Todos hemos conocido personas con brillantes carreras profesionales cuya su vida personal ha estado marcada por la inestabilidad, o incluso, ha sido un auténtico fracaso. Ante estas situaciones, siempre viene una pregunta incisiva a la cabeza y que llega hasta la punta de la lengua, para quedarse allí:
– Si hubiera tenido una vida más equilibrada, ¿cómo habría sido su performance?
En general, las empresas únicamente ven lo que hay en términos de negocio, pero no llegan a valorar lo que podía haber habido si las circunstancias hubieran sido otras. Tampoco su misión es entrar en el terreno de lo personal. Se mira la cuenta de resultados, se compara con la del año pasado y/o con los objetivos propuestos para ese ejercicio. Si el resultado está acorde con lo que se espera, la conclusión es clara: el responsable es un directivo exitoso y ha tenido un año brillante.

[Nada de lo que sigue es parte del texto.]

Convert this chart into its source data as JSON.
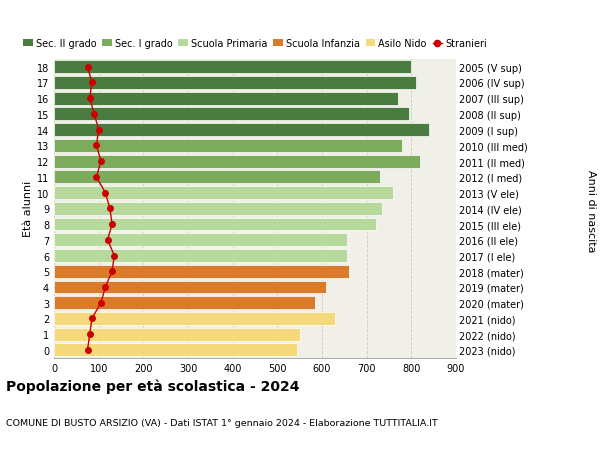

A veces la realidad puede aparecer distinta, sobretodo, si se tiene la oportunidad de hablar, de modo más personal, con esos directivos brillantes. En una conversación larga y tendida, muchas veces buscada por ellos mismos, el exitoso directivo se desahoga y la comunicación surge: te cuentan sus problemas personales, de relación de pareja, de falta de dedicación a sus hijos y, en el fondo, de frustración personal. Existe un denominador común en todas esas conversaciones: la falta de sentido de las cosas que hacen y de lo que les está sucediendo. Y, ése directivo de la cuenta de resultados ejemplar, te confiesa que, a pesar de lo que pueda parecer, está descentrado, que su vida personal le tiene bastante frenado. Su rendimiento podría ser bastante mejor si hubiera más equilibrio y más orden en su vida.
El orden es un catalizador que multiplica el rendimiento de las personas. Por eso, cuando no hay orden personal resulta inevitable ir por la vida como si se tuviera puesto el freno de mano. Un equilibrio adecuado entre lo íntimo, lo cultural, lo religioso, lo profesional y lo familiar genera una estabilidad en el ser humano que tiene mucho que ver con el logro personal que tanto se desea. En concreto, una que persona sabe priorizar, dar orden a sus amores, tiene estabilidad interna y por tanto, una madurez personal, que le permite que su rendimiento profesional sea mejor y de mayor calidad.
Ese buen balance personal hace que el ser humano madure antes, lo cual es una premonición de eficacia. La relación es clara: a más madurez personal, más eficacia en lo que se intenta. Por otro lado, la seguridad que da la estabilidad emocional y espiritual, hace que la persona sea capaz de esforzarse “hacia fuera” donde están los demás, que es la condición principal para que el esfuerzo humano madure a quien lo realiza. Cuando se tiene un orden interno, éste hace que la persona gane en poso, en medida, en credibilidad y confianza hacia los demás. Todos sabemos que la generación de confianza es una de las características de la buena dirección.
Las consecuencias de esforzarse “hacia fuera”, como lo hemos llamado, son claras. Si a uno le preocupa el otro, procurará que rinda lo máximo, se preocupará de su carrera profesional, de la formación que debe recibir y de muchas cosas más que harán que el tenga una mejor evaluación de su desempeño profesional.
Sin embargo, cuando esto no se hace así, cabe el peligro de utilizar al otro a mayor gloria mía. Esta mala actitud es percibida rápidamente por los colaboradores y como consecuencia, su rendimiento profesional empieza a disminuir hasta llegar a ser, en ocasiones, deficiente. Muchas veces, cuando esto ocurre, el objetivo del colaborador cambia: ya no es dar lo mejor de él mismo, sino aplicar a rajatabla la ley del mínimo esfuerzo, cumpliendo mínimos para evitar el despido.
Por eso el orden interior, el equilibrio personal; saber para qué trabaja uno; saber que el trabajo es un medio y no un fin; saber que “el otro” es importante, produce mejores resultados en la empresa. Y, además, hace florecer directivos más creíbles y más maduros, y por tanto, más eficaces.